= Archie Brennan (weaver) =

Scottish tapestry weaver (1931–2019)

Archie Brennan (1931–2019) was a noted Scottish tapestry weaver. He served his apprenticeship at the Edinburgh Tapestry Co (later to become the Dovecot Studios) and studied at Edinburgh College of Art. He went on to work at the College establishing their department of Tapestry and Fibre Arts. He also served Dovecot as their artistic director.

== Biography ==
Archie Brennan was born in Roslin, Edinburgh in 1931. Following apprenticeship training at the then Edinburgh Tapestry Company (now Dovecot Studios) between 1947 and 1953, Brennan went on to study in France, Carlisle College of Art, and Edinburgh College of Art respectively, from 1954 to 1952.

From 1962 to 1978, Brennan held the role of Artistic Director at Dovecot Studios. Through this period, the Studios worked collaboratively with several avant-garde artists including Eduardo Paolozzi.

Subsequently, Brennan went on to create a tapestry Department at Edinburgh College of Art and took on several lecturing and chairperson roles internationally. Brennan relocated to Canberra, Australia in 1975, where he took up the Creative Arts Fellowship at the Australian National University, and also provided advice on the founding of the Victorian Tapestry Workshop (Melbourne).

Brennan later moved to Papua New Guinea to work with the new National Arts School. In 1984, Brennan relocated to Hawaii, to work his own creative process, and from 1993 resided in New York, continuing his weaving practice, as well as travelling and providing instruction and education on the art of tapestry weaving.

Exhibiting globally throughout his life, Brennan finally ceased tapestry weaving in 2017, after some 70 years creating using this technique.

Following his death in 2019, Brennan has been recognised through exhibition and inspiration. In 2020 the Dovecot Gallery raised over £25,000 by a public appeal, to support a major retrospective exhibition of 80 of Brennan's tapestries, which was displayed March–June 2021. Dovecot's weavers used Brennan's works as inspiration to create their own interpretations as part of the exhibition.

== Works and inspirations ==
Founded in traditional techniques of tapestry weaving, Brennan's practice was reflective as well as a forward looking and progressive. The Victoria & Albert Museum cites Brennan as being “credited with bringing about a renaissance in tapestry weaving and design in Britain.”, and in 2019 he was described as "possibly the greatest Scottish Pop artist you have never heard of". Informed by a range of subjects, Brennan’s tapestry compositions dealt with a variety of subjects and themes, often depicting textiles and people within his work.

The global perspective of Brennan’s approach is reflected in his 1974 work, Package, created in submission for the British Crafts Centre exhibition.
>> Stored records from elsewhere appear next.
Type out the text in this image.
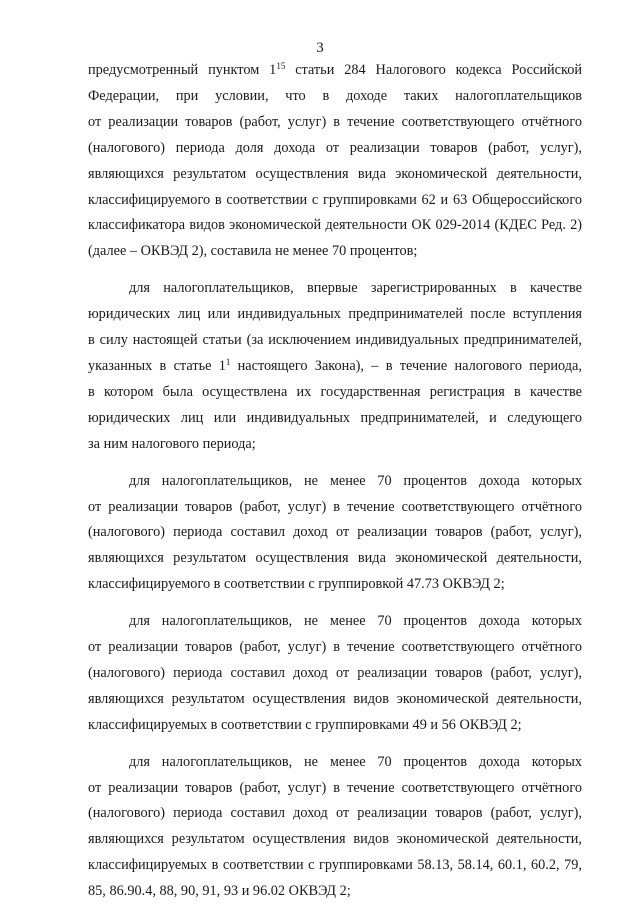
3
предусмотренный пунктом $1^{15}$ статьи 284 Налогового кодекса Российской
Федерации, при условии, что в доходе таких налогоплательщиков
от реализации товаров (работ, услуг) в течение соответствующего отчётного
(налогового) периода доля дохода от реализации товаров (работ, услуг),
являющихся результатом осуществления вида экономической деятельности,
классифицируемого в соответствии с группировками 62 и 63 Общероссийского
классификатора видов экономической деятельности ОК 029-2014 (КДЕС Ред. 2)
(далее – ОКВЭД 2), составила не менее 70 процентов;
для налогоплательщиков, впервые зарегистрированных в качестве
юридических лиц или индивидуальных предпринимателей после вступления
в силу настоящей статьи (за исключением индивидуальных предпринимателей,
указанных в статье $1^1$ настоящего Закона), – в течение налогового периода,
в котором была осуществлена их государственная регистрация в качестве
юридических лиц или индивидуальных предпринимателей, и следующего
за ним налогового периода;
для налогоплательщиков, не менее 70 процентов дохода которых
от реализации товаров (работ, услуг) в течение соответствующего отчётного
(налогового) периода составил доход от реализации товаров (работ, услуг),
являющихся результатом осуществления вида экономической деятельности,
классифицируемого в соответствии с группировкой 47.73 ОКВЭД 2;
для налогоплательщиков, не менее 70 процентов дохода которых
от реализации товаров (работ, услуг) в течение соответствующего отчётного
(налогового) периода составил доход от реализации товаров (работ, услуг),
являющихся результатом осуществления видов экономической деятельности,
классифицируемых в соответствии с группировками 49 и 56 ОКВЭД 2;
для налогоплательщиков, не менее 70 процентов дохода которых
от реализации товаров (работ, услуг) в течение соответствующего отчётного
(налогового) периода составил доход от реализации товаров (работ, услуг),
являющихся результатом осуществления видов экономической деятельности,
классифицируемых в соответствии с группировками 58.13, 58.14, 60.1, 60.2, 79,
85, 86.90.4, 88, 90, 91, 93 и 96.02 ОКВЭД 2;
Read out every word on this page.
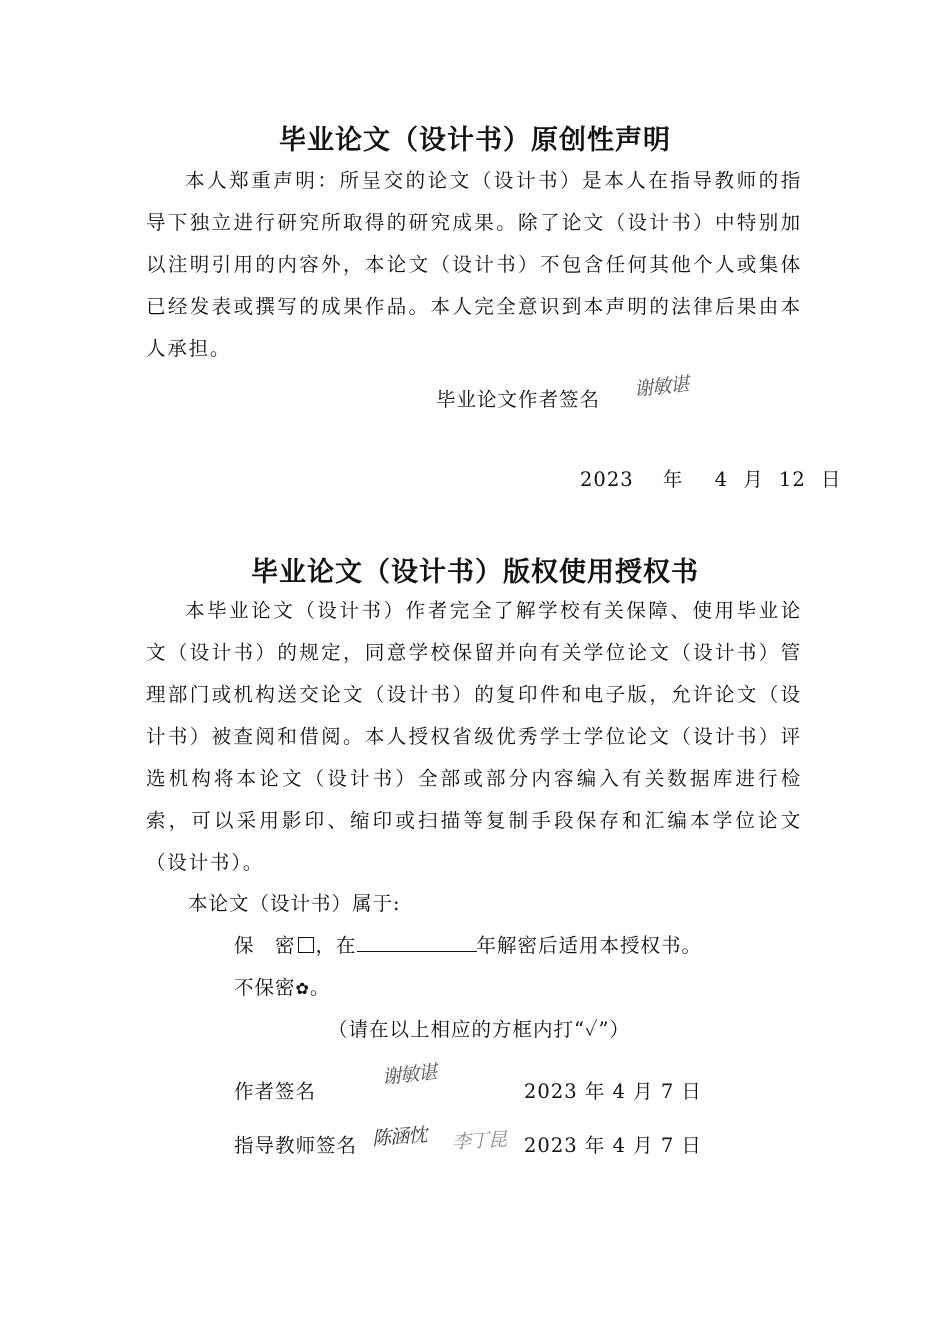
毕业论文（设计书）原创性声明

本人郑重声明：所呈交的论文（设计书）是本人在指导教师的指导下独立进行研究所取得的研究成果。除了论文（设计书）中特别加以注明引用的内容外，本论文（设计书）不包含任何其他个人或集体已经发表或撰写的成果作品。本人完全意识到本声明的法律后果由本人承担。

毕业论文作者签名 谢敏谌
2023 年 4 月 12 日
毕业论文（设计书）版权使用授权书

本毕业论文（设计书）作者完全了解学校有关保障、使用毕业论文（设计书）的规定，同意学校保留并向有关学位论文（设计书）管理部门或机构送交论文（设计书）的复印件和电子版，允许论文（设计书）被查阅和借阅。本人授权省级优秀学士学位论文（设计书）评选机构将本论文（设计书）全部或部分内容编入有关数据库进行检索，可以采用影印、缩印或扫描等复制手段保存和汇编本学位论文（设计书）。

本论文（设计书）属于:
保　密 ，在	年解密后适用本授权书。
不保密✿。
（请在以上相应的方框内打“✓”）
作者签名
谢敏谌
2023 年 4 月 7 日
指导教师签名 陈涵忱 李丁昆 2023 年 4 月 7 日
As indicated by the title of this piece, Package was three-dimensional, and was the first of numerous pieces which Brennan created in the shape of packages and postcards which were mailed globally.
Brennan's 1977 work Chains, inspired by the mooring chains of ships at Leith docks and measuring 158 × 115 cm, is held in the National Museum of Scotland.

Designed by Brennan in 1972 and woven under the direction of Fiona Mathison at Dovecot Studios in 1978, At a Window I, Spotted Dress, Second Version, 1980 is held by the Victorian & Albert Museum, London. Featuring a figure wearing a spotted dress in the foreground, and a curtain and tapestry in the background, this work illustrates Brennan's interest in depicting textiles and repeating patterns through the medium of tapestry.

== Awards ==

- Saltire Society Award, awarded 1972
- First Major Art Award, The Scottish Arts Council, awarded 1974
- Society of Arts and Letters Switzerland, awarded 1977
- The Polish Artists’ Union Prize, Silver Medal, Triennale of Tapestry, Lodz, awarded 1978
- London Lord Mayor’s Annual Award to Artists, awarded 1978
- O.B.E. Presented by H.M. Queen Elizabeth II for Services to the Arts, awarded 1981

==Professional service==
- Acting Chairman of the British Crafts Centre
- President of the Society of Scottish Artists (1977/8)

==Selected publications==
- Brennan, Archie. (1978). Archie Brennan: tapestries & rugs. Oxford: Oxford Gallery.
- Brennan, Archie and the Scottish Arts Council. (1971). Archie Brennan: tapestry. Edinburgh: Scottish Arts Council.
- Brennan, A., Maffei, S. M., Stone, S., D'Allessandro, M., Lane, M., & New Jersey Center for Visual Arts. (2003). Contemporary tapestry: Archie Brennan, Susan Martin Maffei : November 9, 2003 – January 4, 2004.